Rezension

Ein ehrlicher Bericht - schonungslos

Mein Lollimädchen-Ich - Christina Helmis

Mein Lollimädchen-Ich
von Christina Helmis

Bewertet mit 4.5 Sternen

Ich muss zugeben, dass mich das Cover und der Titel etwas abgeschreckt hat. Vor allem aber hat es mir einen völlig falschen ersten Eindruck von der Qualität des Buches vermittelt. Es handelt sich um einen ehrlichen, aber recht schonungslosen Bericht einer Magersüchtigen. Sie beschreibt sehr selbstreflexiv den rasanten Weg in die Anotexie und den unermüdlichen Kampf, wieder aus dem Teufelskreis ins Leben zurück zu kommen.

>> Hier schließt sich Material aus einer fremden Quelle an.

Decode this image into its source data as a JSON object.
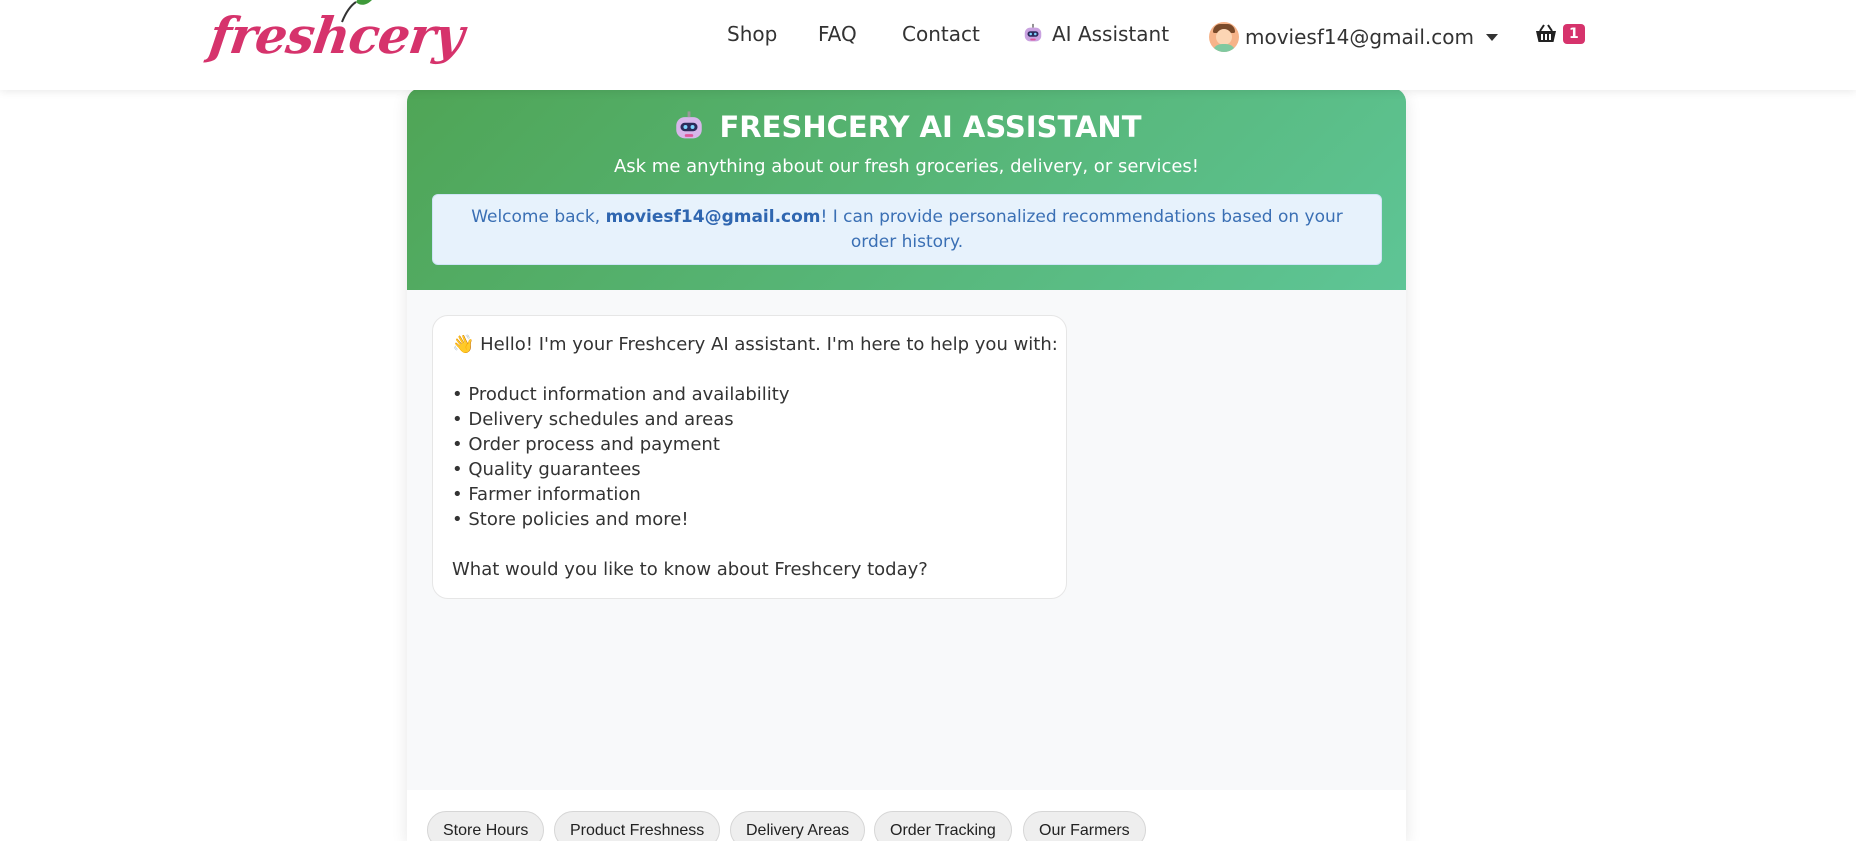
{
  "brand": {
    "logo_text": "freshcery",
    "color": "#d6336c"
  },
  "nav": {
    "links": [
      "Shop",
      "FAQ",
      "Contact"
    ],
    "ai_label": "AI Assistant",
    "user_email": "moviesf14@gmail.com",
    "cart_count": "1",
    "icons": {
      "ai": "robot-icon",
      "cart": "basket-icon",
      "user": "avatar"
    }
  },
  "chat": {
    "title": "FRESHCERY AI ASSISTANT",
    "subtitle": "Ask me anything about our fresh groceries, delivery, or services!",
    "welcome": {
      "prefix": "Welcome back, ",
      "email": "moviesf14@gmail.com",
      "suffix": "! I can provide personalized recommendations based on your order history."
    },
    "bot_message": {
      "greeting": "👋 Hello! I'm your Freshcery AI assistant. I'm here to help you with:",
      "items": [
        "• Product information and availability",
        "• Delivery schedules and areas",
        "• Order process and payment",
        "• Quality guarantees",
        "• Farmer information",
        "• Store policies and more!"
      ],
      "closing": "What would you like to know about Freshcery today?"
    },
    "quick_replies": [
      "Store Hours",
      "Product Freshness",
      "Delivery Areas",
      "Order Tracking",
      "Our Farmers"
    ]
  },
  "colors": {
    "header_gradient_start": "#4fa556",
    "header_gradient_end": "#5ec596",
    "welcome_bg": "#e7f2fc",
    "welcome_text": "#3a6fb4",
    "badge": "#d6336c"
  }
}
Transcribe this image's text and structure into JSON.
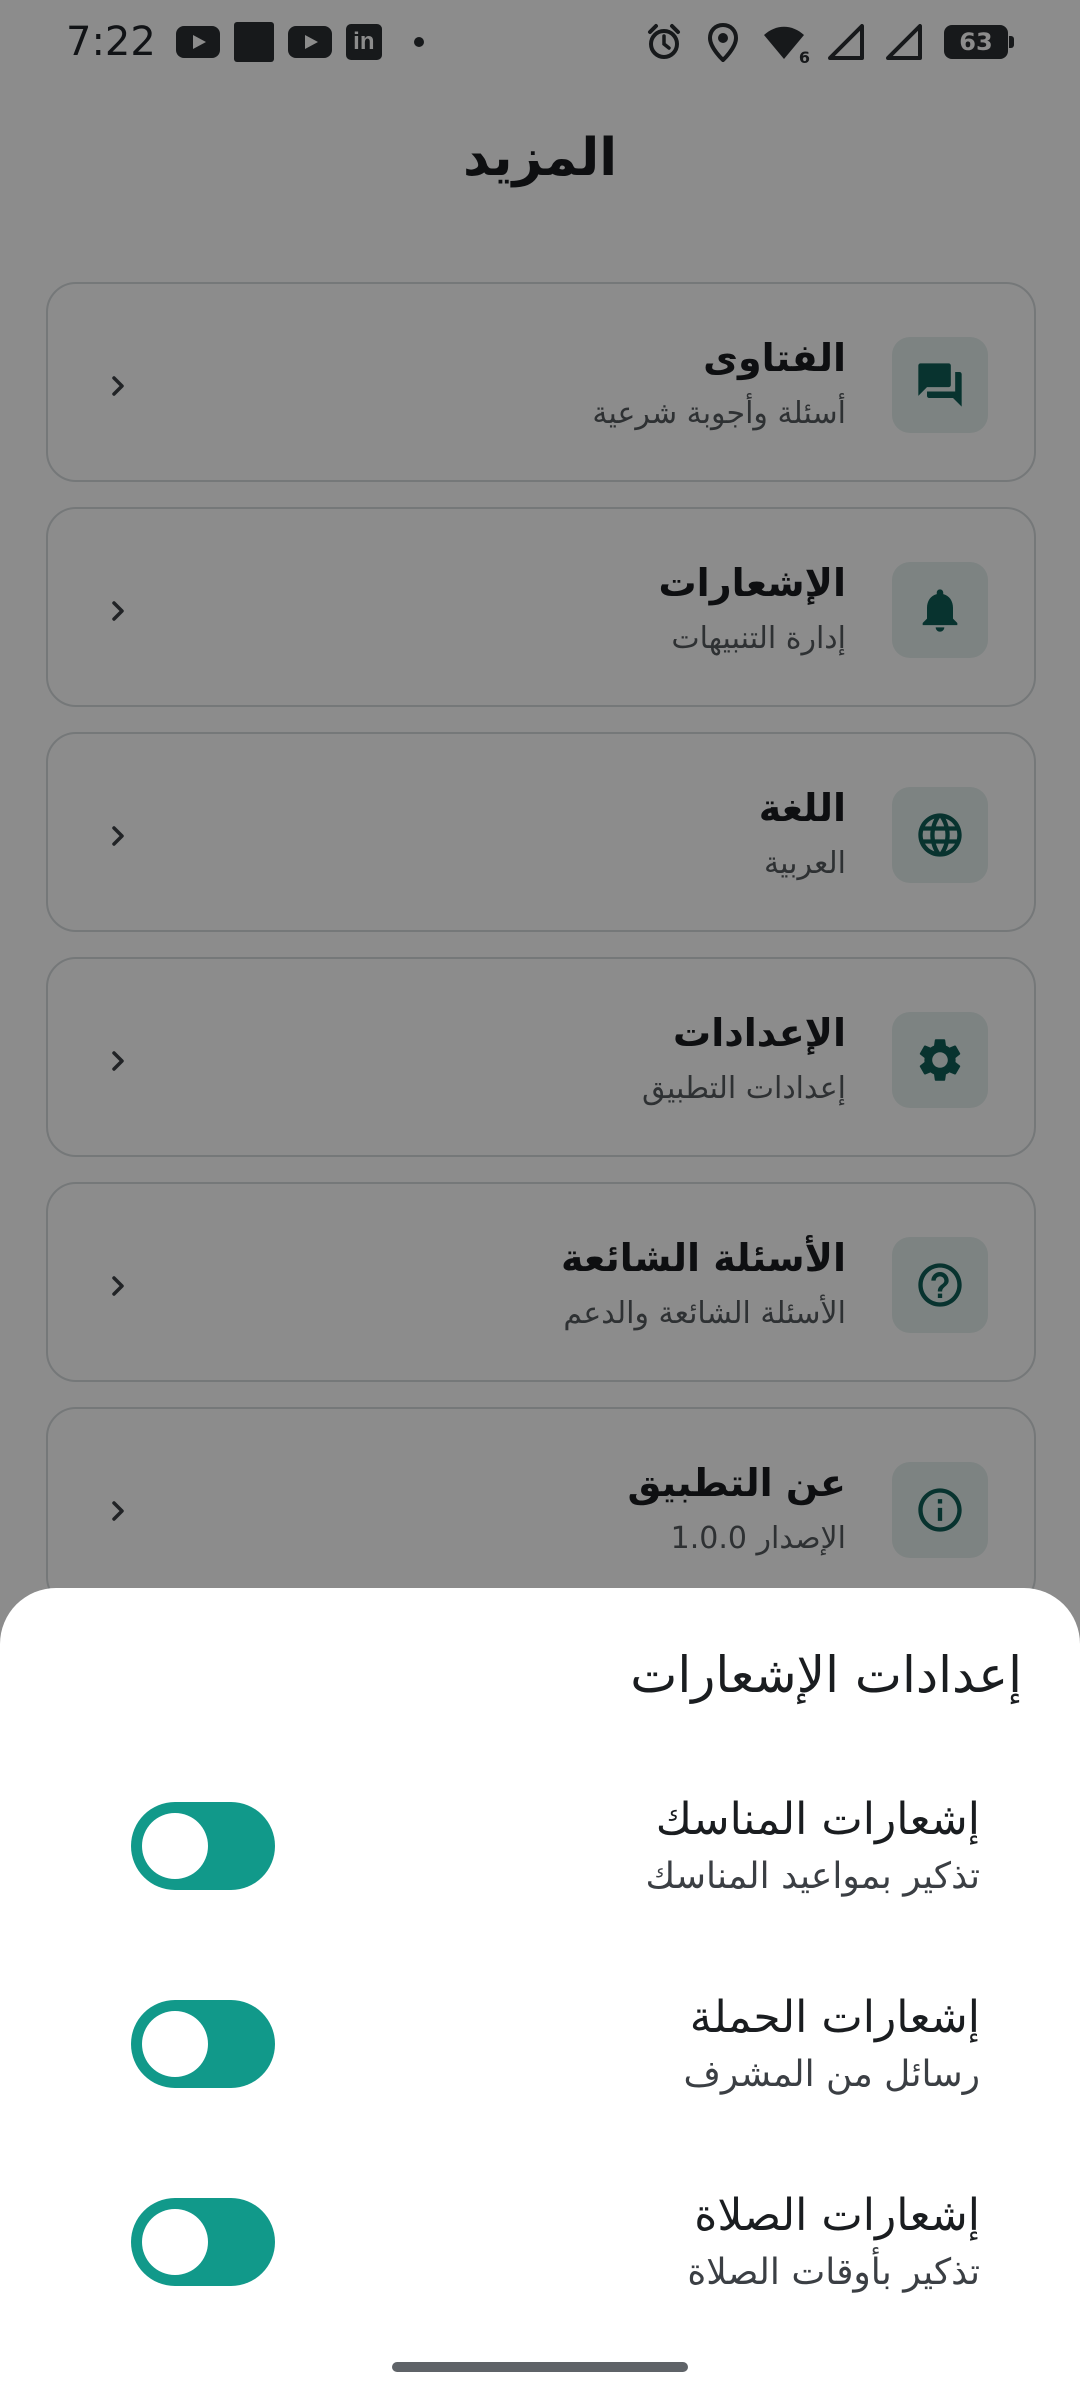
{
  "status_bar": {
    "time": "7:22",
    "left_icons": [
      "youtube-icon",
      "app-square-icon",
      "youtube-icon",
      "linkedin-icon",
      "dot-icon"
    ],
    "linkedin_text": "in",
    "battery": "63",
    "wifi_badge": "6"
  },
  "page": {
    "title": "المزيد"
  },
  "menu": [
    {
      "title": "الفتاوى",
      "subtitle": "أسئلة وأجوبة شرعية",
      "icon": "chat-bubbles-icon"
    },
    {
      "title": "الإشعارات",
      "subtitle": "إدارة التنبيهات",
      "icon": "bell-icon"
    },
    {
      "title": "اللغة",
      "subtitle": "العربية",
      "icon": "globe-icon"
    },
    {
      "title": "الإعدادات",
      "subtitle": "إعدادات التطبيق",
      "icon": "gear-icon"
    },
    {
      "title": "الأسئلة الشائعة",
      "subtitle": "الأسئلة الشائعة والدعم",
      "icon": "help-circle-icon"
    },
    {
      "title": "عن التطبيق",
      "subtitle": "الإصدار 1.0.0",
      "icon": "info-circle-icon"
    }
  ],
  "sheet": {
    "title": "إعدادات الإشعارات",
    "settings": [
      {
        "title": "إشعارات المناسك",
        "subtitle": "تذكير بمواعيد المناسك",
        "enabled": true
      },
      {
        "title": "إشعارات الحملة",
        "subtitle": "رسائل من المشرف",
        "enabled": true
      },
      {
        "title": "إشعارات الصلاة",
        "subtitle": "تذكير بأوقات الصلاة",
        "enabled": true
      }
    ]
  },
  "colors": {
    "accent": "#11998a",
    "icon_box_bg": "#e3efed",
    "icon_color": "#0f5e56",
    "card_border": "#d6dadd",
    "scrim": "rgba(0,0,0,0.45)"
  }
}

Ich bin sehr angenehm überrascht worden von diesem Buch. Es beschreibt den Klinikaufenthalt sehr realistisch und doch mit einer gewissen Distanz, die akut Betroffenen oft fehlt. Auch sind die Beschreibungen nicht wertend. Es kommt sehr gut heraus, dass jede Klinik ihr eigenes Konzept hat und es letztlich einem selbst überlassen ist,  was man sich zunutze macht bzw. machen kann, und was nicht.

Christina Helmis ist eine von vielen, dennoch hat sie Kraft ihres liebevollen Umfeldes recht schnell begriffen, wer ihre Gegnerin ist und ihr den Kampf angesagt. Sie wird ein Leben lang gefährdet bleiben, aber sie hat nun Werkzeuge in der Hand, die es ihr ermöglichen, die ersten Warnsignale zu erkennen und dagegen zu steuern.

Es werden hier und da Tricks und Abnehmtechniken beschrieben (meist von anderen als der Autorin praktiziert), die eine Einschränkung der Leseempfehlung notwendig machen. Akut Betroffene sollten das Buch nicht unbedingt lesen, da es triggern kann. Andererseits könnte ein Blick in den Klinikalltag gerade diesen Menschen helfen, Ängste abzubauen. Für Angehörige und an dem Thema Interessierte sowie Ehemalige ist das Buch auf jeden Fall uneingeschränkt empfehlenswert.